Jordan began to construct a sugar mill at Tygum almost immediately. Sugar was seen as a better option than cotton. Sugar cultivation along the Logan River was encouraged by Louis Hope of the Ormiston plantation near Cleveland, and early sugar crops on the Logan were taken by riverboat to Hope's mill for crushing.
Sugar growing became a key industry on the Logan River for the next 20 years. Hope only managed to secure the milling of Logan sugar for a couple of years, as many farmers started to build their own mills. The first crushing at Tygum mill was in September 1870. At that time, Jordan purchased Tygum Road and it was permanently closed to traffic. It is likely that the stand of bunya trees marking the entrance to his estate was planted at this time. The other significant legacy of Jordan’s occupation is the private cemetery in Henry Jordan Park, which holds the remains of four infants of Henry and Sarah Jordan, who died between 1872 and 1876.
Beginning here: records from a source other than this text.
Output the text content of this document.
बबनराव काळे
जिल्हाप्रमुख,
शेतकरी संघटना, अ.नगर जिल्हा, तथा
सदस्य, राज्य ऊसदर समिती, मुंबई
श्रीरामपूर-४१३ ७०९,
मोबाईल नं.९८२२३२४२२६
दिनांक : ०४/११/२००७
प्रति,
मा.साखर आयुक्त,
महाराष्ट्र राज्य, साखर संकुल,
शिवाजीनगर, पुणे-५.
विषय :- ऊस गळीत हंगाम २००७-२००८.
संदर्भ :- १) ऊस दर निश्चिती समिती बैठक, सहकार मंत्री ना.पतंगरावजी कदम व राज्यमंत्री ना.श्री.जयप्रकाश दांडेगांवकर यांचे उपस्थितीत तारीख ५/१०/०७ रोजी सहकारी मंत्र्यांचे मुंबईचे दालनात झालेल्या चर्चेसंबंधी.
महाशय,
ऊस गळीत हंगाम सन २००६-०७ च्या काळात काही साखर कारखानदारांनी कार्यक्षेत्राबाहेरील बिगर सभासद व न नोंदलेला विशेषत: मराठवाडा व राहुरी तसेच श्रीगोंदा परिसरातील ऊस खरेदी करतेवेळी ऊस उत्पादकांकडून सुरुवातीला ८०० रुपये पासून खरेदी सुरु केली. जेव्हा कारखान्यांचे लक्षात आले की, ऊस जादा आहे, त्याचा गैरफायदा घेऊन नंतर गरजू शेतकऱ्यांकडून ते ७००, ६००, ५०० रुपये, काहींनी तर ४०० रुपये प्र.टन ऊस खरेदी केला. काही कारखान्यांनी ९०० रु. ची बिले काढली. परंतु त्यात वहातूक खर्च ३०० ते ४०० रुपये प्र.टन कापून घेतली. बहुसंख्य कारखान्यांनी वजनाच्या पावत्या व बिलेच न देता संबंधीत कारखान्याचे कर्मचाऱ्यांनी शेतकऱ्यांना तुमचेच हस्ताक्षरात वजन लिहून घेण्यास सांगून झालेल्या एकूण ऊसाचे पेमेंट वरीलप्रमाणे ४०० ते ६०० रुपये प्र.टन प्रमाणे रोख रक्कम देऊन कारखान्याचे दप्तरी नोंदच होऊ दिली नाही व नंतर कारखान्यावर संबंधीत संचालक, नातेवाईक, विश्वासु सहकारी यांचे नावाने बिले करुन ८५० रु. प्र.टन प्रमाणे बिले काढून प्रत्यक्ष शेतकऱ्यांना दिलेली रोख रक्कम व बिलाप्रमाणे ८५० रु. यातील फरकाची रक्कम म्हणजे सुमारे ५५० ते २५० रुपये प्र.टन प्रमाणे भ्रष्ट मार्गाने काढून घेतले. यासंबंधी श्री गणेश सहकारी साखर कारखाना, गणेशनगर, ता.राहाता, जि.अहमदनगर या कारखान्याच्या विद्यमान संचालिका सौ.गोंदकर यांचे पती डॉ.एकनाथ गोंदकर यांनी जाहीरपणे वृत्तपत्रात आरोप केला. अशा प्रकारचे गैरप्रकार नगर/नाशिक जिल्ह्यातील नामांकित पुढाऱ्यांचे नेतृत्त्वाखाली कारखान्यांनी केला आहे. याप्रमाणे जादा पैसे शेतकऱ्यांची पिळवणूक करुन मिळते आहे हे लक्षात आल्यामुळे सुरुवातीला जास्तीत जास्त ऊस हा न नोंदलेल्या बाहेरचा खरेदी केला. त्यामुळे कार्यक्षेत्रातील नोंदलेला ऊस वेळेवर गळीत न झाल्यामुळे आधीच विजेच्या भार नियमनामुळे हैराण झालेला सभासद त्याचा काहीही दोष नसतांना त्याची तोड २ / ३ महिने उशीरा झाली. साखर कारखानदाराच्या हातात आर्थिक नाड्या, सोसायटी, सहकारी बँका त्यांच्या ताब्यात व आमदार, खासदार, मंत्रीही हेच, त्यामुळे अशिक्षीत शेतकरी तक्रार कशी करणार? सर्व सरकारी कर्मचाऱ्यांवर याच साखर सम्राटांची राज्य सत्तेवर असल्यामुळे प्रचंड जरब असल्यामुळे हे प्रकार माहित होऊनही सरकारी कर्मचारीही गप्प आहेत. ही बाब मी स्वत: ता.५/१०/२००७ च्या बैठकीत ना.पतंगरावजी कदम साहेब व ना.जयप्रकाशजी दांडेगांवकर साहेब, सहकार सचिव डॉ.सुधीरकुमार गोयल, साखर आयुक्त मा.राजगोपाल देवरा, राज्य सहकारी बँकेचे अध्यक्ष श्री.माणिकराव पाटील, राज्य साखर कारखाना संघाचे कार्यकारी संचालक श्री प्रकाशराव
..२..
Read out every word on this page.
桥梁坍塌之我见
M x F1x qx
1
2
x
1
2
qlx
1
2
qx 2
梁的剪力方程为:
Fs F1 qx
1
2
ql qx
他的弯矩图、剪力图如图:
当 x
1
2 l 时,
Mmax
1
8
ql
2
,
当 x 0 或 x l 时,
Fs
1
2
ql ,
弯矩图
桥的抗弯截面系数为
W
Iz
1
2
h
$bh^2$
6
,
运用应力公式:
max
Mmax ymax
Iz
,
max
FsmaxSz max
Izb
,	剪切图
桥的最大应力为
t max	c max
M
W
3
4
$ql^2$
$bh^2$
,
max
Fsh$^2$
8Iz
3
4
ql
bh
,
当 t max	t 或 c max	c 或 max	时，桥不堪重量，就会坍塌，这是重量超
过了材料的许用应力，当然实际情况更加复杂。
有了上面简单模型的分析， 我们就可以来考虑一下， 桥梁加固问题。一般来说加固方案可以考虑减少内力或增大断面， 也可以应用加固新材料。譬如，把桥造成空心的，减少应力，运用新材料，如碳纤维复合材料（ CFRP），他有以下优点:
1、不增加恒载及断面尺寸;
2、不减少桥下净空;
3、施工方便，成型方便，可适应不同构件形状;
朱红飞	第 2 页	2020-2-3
Logan River residents continually lobbied for a bridge across the river, but the funding was not forthcoming. In 1875, tenders were called for the supply of timber for a bridge at Waterford. It was completed in August 1876.
The region needed a school. While the Logan Reserve school had been established around 1865, it was too far from Waterford West and residents needed a local school.
In the mid-1870s the Catholic Church from Logan Reserve was relocated to a site adjacent to the Morning Star Hotel. A cemetery was developed next to the church, and may have been in use as early as 1874 when infant Richard Leo Junior died. The Leo family formally donated the land to the Church in 1892.
Henry Jordan sold off much of his property in 1878. Tygum House was sold to William Arthy and Jordan left the district. Arthy and his son James are also buried in the private cemetery on the riverbank in Henry Jordan Park.
The Lahey brothers purchased Jordan's sugar mill in 1879. The milling equipment was sold to Schneiders of Bethania, who set it up on the creek in Old Logan Village Road. The Laheys then turned their attention to timber milling. The sawmill burnt down in 1884 and the family later moved to Canungra.
Waterford West’s old hotels were later rebuilt. In 1969, the Morning Star, which became the Club Hotel at the turn of the century, was rebuilt. The Waterford Arms was rebuilt as the Riverwilde Hotel in 1972.
A major flood on the river occurred on Australia Day in 1974. Two houses were washed away, but the bridge survived. In 1996, a new high-level bridge was constructed.
In December 1974, a drive-in theatre was built on Logan Reserve Road, near Beutel Road. A new school was established in Waterford West in 1976. The old Catholic Church had been sold off in the late 1940s and relocated to Eight Mile Plains and then to Daisy Hill, where it remains in use as St Declan’s. The cemetery was then sold by the Catholic Church, with only four graves relocated to Gleneagle. It is unknown how many graves remain on the site, which is now occupied by semi-industrial shops.
In 1978, Logan and Albert Shires were formed and Waterford was split in two, with the western part in Logan and the remainder in Albert Shire (later Gold Coast). Waterford West was gazetted as a suburb in 1987.